Greater Birth Satisfaction

·       As doulas, we do everything we can to support our clients’ goals and ensure that they have a positive birth experience. The evidence shows that we’re on to something! Based on a study of almost 10,000 women, those who had doula care were 27% less likely to be dissatisfied with their births compared to those who didn’t work with a doula.[ix]

Dr. John Kennell famously remarked, “If a doula were a drug, it would be unethical not to use it” – and after reviewing the evidence, we agree! However, it is important to note that we as doulas can neither guarantee certain results, nor are we responsible for the outcome of any labor and birth that we support. In addition, it’s vital to have a knowledgeable and reliable health care provider(s), such as a midwife or an OB, who is aligned with your goals for pregnancy, birth, and postpartum. Still, it’s exciting to see how the simple act of including doulas in your care team can transform your birth experience.

To learn more about how Luna Doulas can support your vision for your birth, contact us today to set up a complimentary consultation!

 *Please note that we exclusively use the term “women” here because this is the terminology used in the studies we’re citing. However, any birthing person can benefit from this information and from doula support, regardless of gender identity, and Luna Doulas remains committed to inclusivity.


[i] American College of Obstetricians and Gynecologists and the Society for Maternal-Fetal Medicine. “Safe Prevention of the Primary Cesarean Delivery.” American Journal of Obstetrics and Gynecology, March 2014. Web. 

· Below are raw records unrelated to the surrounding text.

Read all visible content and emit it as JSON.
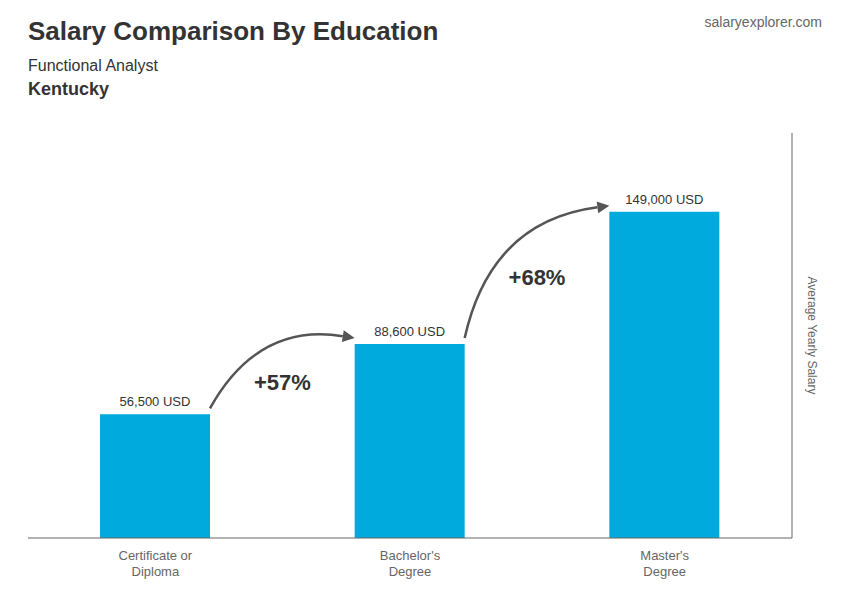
{
  "chart_data": {
    "type": "bar",
    "title": "Salary Comparison By Education",
    "subtitle": [
      "Functional Analyst",
      "Kentucky"
    ],
    "source": "salaryexplorer.com",
    "y_label": "Average Yearly Salary",
    "annotations": [
      "+57%",
      "+68%"
    ],
    "categories": [
      "Certificate or\nDiploma",
      "Bachelor's\nDegree",
      "Master's\nDegree"
    ],
    "values": [
      56500,
      88600,
      149000
    ],
    "value_labels": [
      "56,500 USD",
      "88,600 USD",
      "149,000 USD"
    ],
    "color": "#00aadd",
    "ylim": [
      0,
      185000
    ],
    "grid": false,
    "tick_labels": "x",
    "data_labels": true
  }
}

[ii] Hodnett, Gates, Hofmeyr, and Sakala. “Continuous Support for Women During Childbirth.” Cochrane Database Syst Rev, October 2012. Web.

[iii] Kozhimannil,Attanasio, Jou, Joarnt, Johnson, and Gjerdingen MD. “Potential Benefits of Increased Access to Doula Support During Childbirth.” American Journal of Managed Care, August 2014. Web. 

[iv] Jukelevic. “Increasing Your Odds for a VBAC Before and During Labor.” January 2014. Web. 

[v] Decker. “The Evidence for Doulas.” Evidence-Based Birth. Web.  

[vi] Hodnett, Gates, Hofmeyr, and Sakala. “Continuous Support for Women During Childbirth.” Cochrane Database Syst Rev, October 2012. Web. 

[vii] Decker. “The Evidence for Doulas.” Evidence-Based Birth. Web. 

[viii] Klaus, Kennell, and Klaus. The Doula Book, Third Edition. Boston: Del Capo, 2012. Print.

[ix] Lythgoe. “Playing the Doula Numbers Game.” Web.